Brister made clear that Soulforce will not succeed in causing the university to change its policy on human sexuality, but he urged students and faculty to exhibit a Christ-like attitude toward the demonstrators.

“While we are committed to treating the riders with Christian courtesy and individual respect, we will not accept disruption of OBU business nor deem acceptable any OBU student or employee’s safety being threatened by this group,” Brister wrote. “Please pray for all individuals involved in this upcoming event, both the riders and the Christian schools they visit.
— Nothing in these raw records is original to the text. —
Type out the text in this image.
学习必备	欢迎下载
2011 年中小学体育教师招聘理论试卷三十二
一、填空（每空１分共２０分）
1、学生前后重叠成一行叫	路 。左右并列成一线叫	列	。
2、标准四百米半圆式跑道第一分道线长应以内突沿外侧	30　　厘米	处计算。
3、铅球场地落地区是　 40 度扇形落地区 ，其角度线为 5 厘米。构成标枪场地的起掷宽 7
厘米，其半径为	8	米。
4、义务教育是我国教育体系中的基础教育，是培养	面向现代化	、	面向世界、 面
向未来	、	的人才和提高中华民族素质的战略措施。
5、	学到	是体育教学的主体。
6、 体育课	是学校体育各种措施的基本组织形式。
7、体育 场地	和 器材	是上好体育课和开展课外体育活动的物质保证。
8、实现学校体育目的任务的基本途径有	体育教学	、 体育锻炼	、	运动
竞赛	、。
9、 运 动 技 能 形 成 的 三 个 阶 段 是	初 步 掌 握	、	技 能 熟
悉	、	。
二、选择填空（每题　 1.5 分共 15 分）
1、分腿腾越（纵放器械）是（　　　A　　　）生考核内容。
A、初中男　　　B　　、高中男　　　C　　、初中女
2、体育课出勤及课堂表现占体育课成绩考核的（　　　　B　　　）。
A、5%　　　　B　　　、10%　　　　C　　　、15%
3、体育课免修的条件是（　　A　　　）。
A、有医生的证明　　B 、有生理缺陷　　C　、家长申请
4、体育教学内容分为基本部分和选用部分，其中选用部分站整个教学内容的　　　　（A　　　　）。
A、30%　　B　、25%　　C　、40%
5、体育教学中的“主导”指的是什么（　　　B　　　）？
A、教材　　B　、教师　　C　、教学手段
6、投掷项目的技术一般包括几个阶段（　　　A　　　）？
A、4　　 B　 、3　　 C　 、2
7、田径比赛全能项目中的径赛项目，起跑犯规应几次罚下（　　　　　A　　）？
This is an opportunity for us to demonstrate the uniqueness of OBU to a watching community, and perhaps our state and nation.”

Mike Haley, director of gender issues at Focus on the Family, suggested that campuses on the bus tour get ready in practical ways for the arrival of the Soulforce activists.

“School officials can prepare faculty and students for the visit in a number of ways,” he said. “To begin with, arm them with the facts. Discuss the myth of the gay gene. Discuss the fact that they will hear stories from an emotional perspective, and point out that those stories aren’t backed up with facts.”

Soulforce, Haley said, likely will seek to twist Scriptures to fit their agenda, but Christians must be ready with an accurate view of God’s Word.

“They’ll try to confuse the issue. Students need to examine what Scripture truly has to say about the issue of homosexuality,” Haley said.